Planning is fun. Implementation is hard.

When it comes to the east side of Tacoma’s Foss Waterway, planning is outpacing implementation. There’s even a chance that the two will move in opposite directions.

Last Thursday, the city economic development staff filed an application to create something called an Innovation Partnership Zone. Such zones are the brainchild of state Sen. Jim Kastama, D-Puyallup, to help cities focus economic development efforts on promising new technologies.

South Lake Union in Seattle has an IPZ for high-technology. Everett’s IPZ is centered on aerospace, the Tri-Cities’ on biofuels, Spokane’s on biomedicine. Whereas state approval once brought money, now it only brings marketing clout.

Tacoma wants to concentrate on clean water technology, with the Center for Urban Waters at the core. It would partner with the University of Washington Tacoma and other public entities in hopes of attracting companies furthering cleanup of polluted waterways or purification of water supplies.

The city might further spur this so-called technology cluster by expanding Urban Waters with a second building on the Foss Peninsula. While several Tacoma council members seemed interested in the idea (it is already included in the city’s planning documents), at least one was skeptical.

Councilman David Boe wondered if the city has the political will to match its rules to its vision.

Urban Waters now shares a neighborhood with gasoline distribution businesses and warehouse and storage buildings. Access to this green building is hardly pedestrian- or transit-friendly.
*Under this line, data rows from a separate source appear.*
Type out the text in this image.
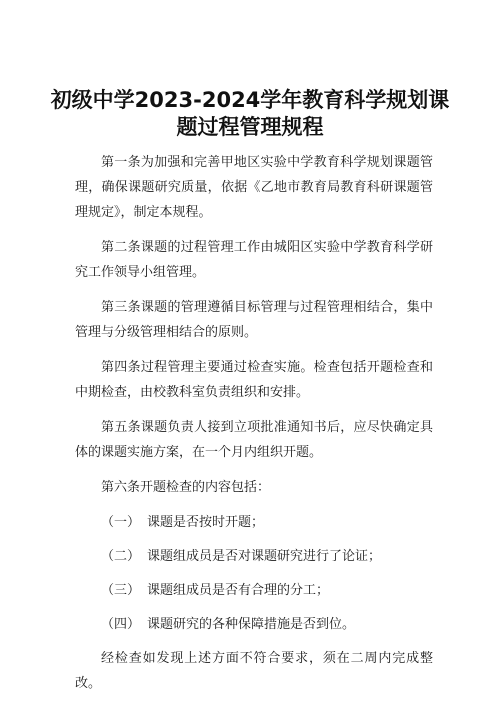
初级中学2023-2024学年教育科学规划课
题过程管理规程

第一条为加强和完善甲地区实验中学教育科学规划课题管理，确保课题研究质量，依据《乙地市教育局教育科研课题管理规定》，制定本规程。

第二条课题的过程管理工作由城阳区实验中学教育科学研究工作领导小组管理。

第三条课题的管理遵循目标管理与过程管理相结合，集中管理与分级管理相结合的原则。

第四条过程管理主要通过检查实施。检查包括开题检查和中期检查，由校教科室负责组织和安排。

第五条课题负责人接到立项批准通知书后，应尽快确定具体的课题实施方案，在一个月内组织开题。

第六条开题检查的内容包括：

（一） 课题是否按时开题；
（二） 课题组成员是否对课题研究进行了论证；
（三） 课题组成员是否有合理的分工；
（四） 课题研究的各种保障措施是否到位。

经检查如发现上述方面不符合要求，须在二周内完成整改。
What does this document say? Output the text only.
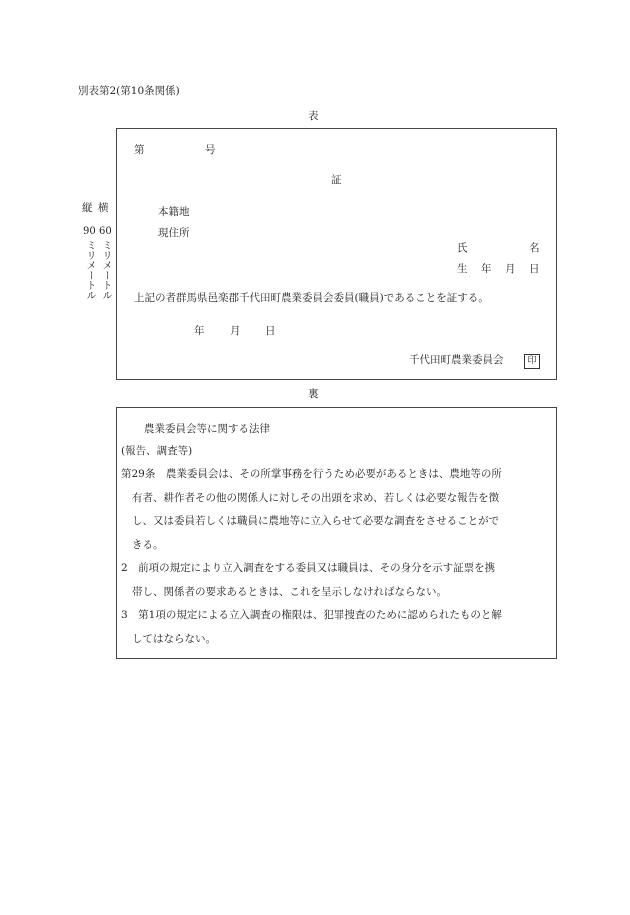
別表第2(第10条関係)
表
縦 横
90 60
ミリメートル ミリメートル
第	号
証
本籍地
現住所
氏	名
生 年 月 日
上記の者群馬県邑楽郡千代田町農業委員会委員(職員)であることを証する。
年 月 日
千代田町農業委員会	印
裏
農業委員会等に関する法律
(報告、調査等)
第29条　農業委員会は、その所掌事務を行うため必要があるときは、農地等の所
有者、耕作者その他の関係人に対しその出頭を求め、若しくは必要な報告を徴
し、又は委員若しくは職員に農地等に立入らせて必要な調査をさせることがで
きる。
2　前項の規定により立入調査をする委員又は職員は、その身分を示す証票を携
帯し、関係者の要求あるときは、これを呈示しなければならない。
3　第1項の規定による立入調査の権限は、犯罪捜査のために認められたものと解
してはならない。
Under current city policy, industrial businesses on the east shoreline north of the Murray Morgan Bridge can remain but can’t expand outside their existing property lines. The land use rules encourage a gradual transition to mixed use – office, light manufacturing, research and the retail and restaurants that might follow.

In truth, there is little demand for heavy industrial uses on the shoreline between the water and East D Street. And should the transition happen, property owners will see values increase.

Still, existing businesses with the help of the Tacoma-Pierce County Chamber have been resisting the change. They succeeded in getting the planning commission to recommend lifting the ban on expansion on the shoreline. The commission also rejected a city staff request to broaden public access requirements, including encouraging the completion of the esplanade that begins on the west side.

The IPZ “makes sense,” Boe said during a council study session last month. “I’m just wrestling with the reality of the situation versus the dream of the situation. We have a vision for the east shore of the Foss that seems to be in conflict, at first blush, with how the planning commission has been looking at the east shore of the Foss.”

Mayor Marilyn Strickland summarized the tension between present and future when she said, “You can’t ignore the fact you have tank farms sitting on prime real estate on the waterfront.”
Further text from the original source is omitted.